OpenAI has introduced two key fine-tuning options for API customers: Reinforced Fine-Tuning (RFT) and Supervised Fine-Tuning (SFT). RFT optimizes outputs using chain-of-thought reasoning and user-provided graders, now available for verified organizations utilizing the o4-mini model. Additionally, all paid API tiers (Tier 1 and above) can now apply supervised fine-tuning to GPT-4.1 nano, the company’s fastest and most cost-effective model to date.
Key Highlights
- RFT on o4-mini: The reinforced fine-tuning previewed in December is now officially available for verified organizations using the o4-mini inference model.
- Enhanced Reasoning: RFT leverages task-specific grading and chain-of-thought processes to push model performance further in complex domains.
- SFT for GPT-4.1 nano: Supervised fine-tuning is now accessible for the fastest and most affordable GPT-4.1 nano, enabling customizations for all paid tiers.

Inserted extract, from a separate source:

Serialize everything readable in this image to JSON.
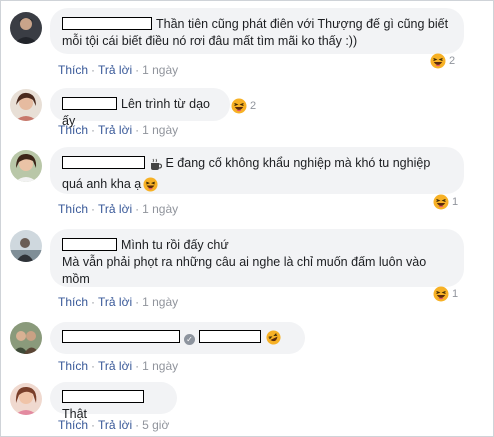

RFT was first previewed in December as part of OpenAI’s alpha research initiative, where select partners tested its chain-of-thought optimization. Behind the scenes, developers provide both datasets and task-specific grading functions; the model then iteratively refines its reasoning to maximize rewards based on grader feedback. This marks OpenAI’s first implementation of custom reasoning training for its o-series models.
Several startups have already utilized RFT during its closed preview phase. Thomson Reuters adopted it to enhance legal document analysis, while Ambience fine-tuned agent assistants for customer support. Other notable mentions in OpenAI’s case study guide include ChipStack, Runloop, Milo, Harvey, Accordance, and SafetyKit, showcasing RFT’s versatility across industries.
Traditional supervised fine-tuning trains models to mimic example outputs, whereas RFT teaches models how to approach problems, leading to more robust performance in complex tasks. Early benchmarks indicate that RFT-adjusted models achieve higher data efficiency, requiring fewer samples to match supervised methods and demonstrating superior error-correction capabilities when faced with novel prompts.
In addition to RFT, OpenAI now supports classic supervised fine-tuning for GPT-4.1 nano, its smallest and fastest model, across all paid API tiers. With a context window of 1 million tokens, GPT-4.1 nano delivers strong results on benchmarks like MMLU (80.1%) and GPQA (50.3%), while significantly reducing latency and costs.
Developers can now upload labeled datasets to train nano models tailored to their use cases, achieving customized classification, extraction, or domain-specific conversational agents with unmatched speed and affordability. Microsoft’s Azure AI Foundry and GitHub integrations will soon support this fine-tuning pathway, further democratizing access to model customization.
These fine-tuning options reflect OpenAI’s commitment to highly customizable AI solutions, catering to both deep-domain experts and cost-conscious teams. RFT opens doors for advanced reasoning applications in fields such as law, medicine, or science, while SFT on nano addresses simpler classification or generation tasks without significant expense.
By offering RFT on o4-mini and SFT on nano, OpenAI spans the spectrum of model customization—from lightweight, fast nano models to intricate reasoning pipelines on o4-mini. This dual approach is poised to accelerate AI adoption across industries, benefiting startups and large enterprises alike.
OpenAI’s roadmap includes expanding RFT access beyond verified organizations and introducing SFT support for GPT-4.1 mini and full-sized GPT-4.1 shortly. As the ecosystem evolves, we can anticipate a diverse array of expert models, each fine-tuned for specific tasks, transitioning the paradigm from general-purpose AI to tailored, domain-specific intelligence.